= Kirsti Voldnes =

Norwegian middle-distance runner

Kirsti Voldnes, married Løvnes (born 10 July 1963) is a retired Norwegian middle distance runner.

She finished eleventh in the 1500 metres at the 1979 European Junior Championships, sixth in the 800 metres at the 1980 European Indoor Championships and won the bronze medal in the 1500 metres at the 1981 European Junior Championships. She also competed at the 1981 European Indoor Championships without reaching the final. At the 1984 World Cross Country Championships she finished 75th in the individual competition and 8th in the team competition.

Voldnes competed for the Nebraska Cornhuskers track and field team in the NCAA. She later competed for the Clemson Tigers track and field team in the NCAA, placing 3rd in the 1500 m at the 1985 NCAA Division I Indoor Track and Field Championships.

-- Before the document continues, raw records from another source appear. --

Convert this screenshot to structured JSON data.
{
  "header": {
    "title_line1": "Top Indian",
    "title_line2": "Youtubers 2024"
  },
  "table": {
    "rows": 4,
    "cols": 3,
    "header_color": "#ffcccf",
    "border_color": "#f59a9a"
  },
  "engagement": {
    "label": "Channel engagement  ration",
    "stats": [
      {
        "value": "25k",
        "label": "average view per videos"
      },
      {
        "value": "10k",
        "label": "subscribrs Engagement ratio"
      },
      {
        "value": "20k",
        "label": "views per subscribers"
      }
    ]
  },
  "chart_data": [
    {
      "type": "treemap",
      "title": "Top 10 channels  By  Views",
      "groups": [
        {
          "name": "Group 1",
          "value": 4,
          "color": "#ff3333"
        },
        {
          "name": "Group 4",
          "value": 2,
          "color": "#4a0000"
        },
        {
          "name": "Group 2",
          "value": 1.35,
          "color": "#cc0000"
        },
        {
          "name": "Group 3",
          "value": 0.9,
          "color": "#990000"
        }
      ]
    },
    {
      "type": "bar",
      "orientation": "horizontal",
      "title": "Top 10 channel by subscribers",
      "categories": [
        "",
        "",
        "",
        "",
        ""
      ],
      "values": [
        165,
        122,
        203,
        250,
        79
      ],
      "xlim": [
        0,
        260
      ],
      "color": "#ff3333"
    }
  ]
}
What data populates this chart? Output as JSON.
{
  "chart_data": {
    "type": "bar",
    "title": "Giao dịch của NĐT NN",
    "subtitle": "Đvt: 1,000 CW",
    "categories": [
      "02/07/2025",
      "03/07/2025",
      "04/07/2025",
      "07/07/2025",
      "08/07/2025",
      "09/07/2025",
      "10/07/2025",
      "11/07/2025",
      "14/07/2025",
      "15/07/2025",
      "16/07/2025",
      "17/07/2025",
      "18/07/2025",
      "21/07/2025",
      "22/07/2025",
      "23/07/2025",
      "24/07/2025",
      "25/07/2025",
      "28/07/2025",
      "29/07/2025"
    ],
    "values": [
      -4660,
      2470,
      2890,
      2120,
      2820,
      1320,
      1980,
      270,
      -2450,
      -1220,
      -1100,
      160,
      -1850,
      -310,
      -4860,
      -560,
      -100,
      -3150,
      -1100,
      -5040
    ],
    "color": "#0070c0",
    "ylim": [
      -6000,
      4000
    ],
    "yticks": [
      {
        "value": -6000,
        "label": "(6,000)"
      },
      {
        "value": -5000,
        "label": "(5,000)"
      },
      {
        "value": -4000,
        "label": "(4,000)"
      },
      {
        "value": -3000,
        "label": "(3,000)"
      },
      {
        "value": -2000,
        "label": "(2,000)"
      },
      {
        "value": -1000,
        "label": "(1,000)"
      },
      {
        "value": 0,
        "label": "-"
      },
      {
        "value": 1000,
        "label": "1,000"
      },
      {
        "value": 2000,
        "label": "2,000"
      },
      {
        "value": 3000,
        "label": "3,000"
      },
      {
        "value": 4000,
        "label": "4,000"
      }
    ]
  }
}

Voldnes became Norwegian 800 metres champion in 1980, won the silver medal in 1981 and bronze medals in 1979 and 1983. She represented the club IK Våg. Her main competitor was Randi Langøigjelten. She is the mother of steeplechase runner Ingeborg Løvnes. In 2016, Ingeborg Løvnes won her first national championship, equalling her mother who also took one title.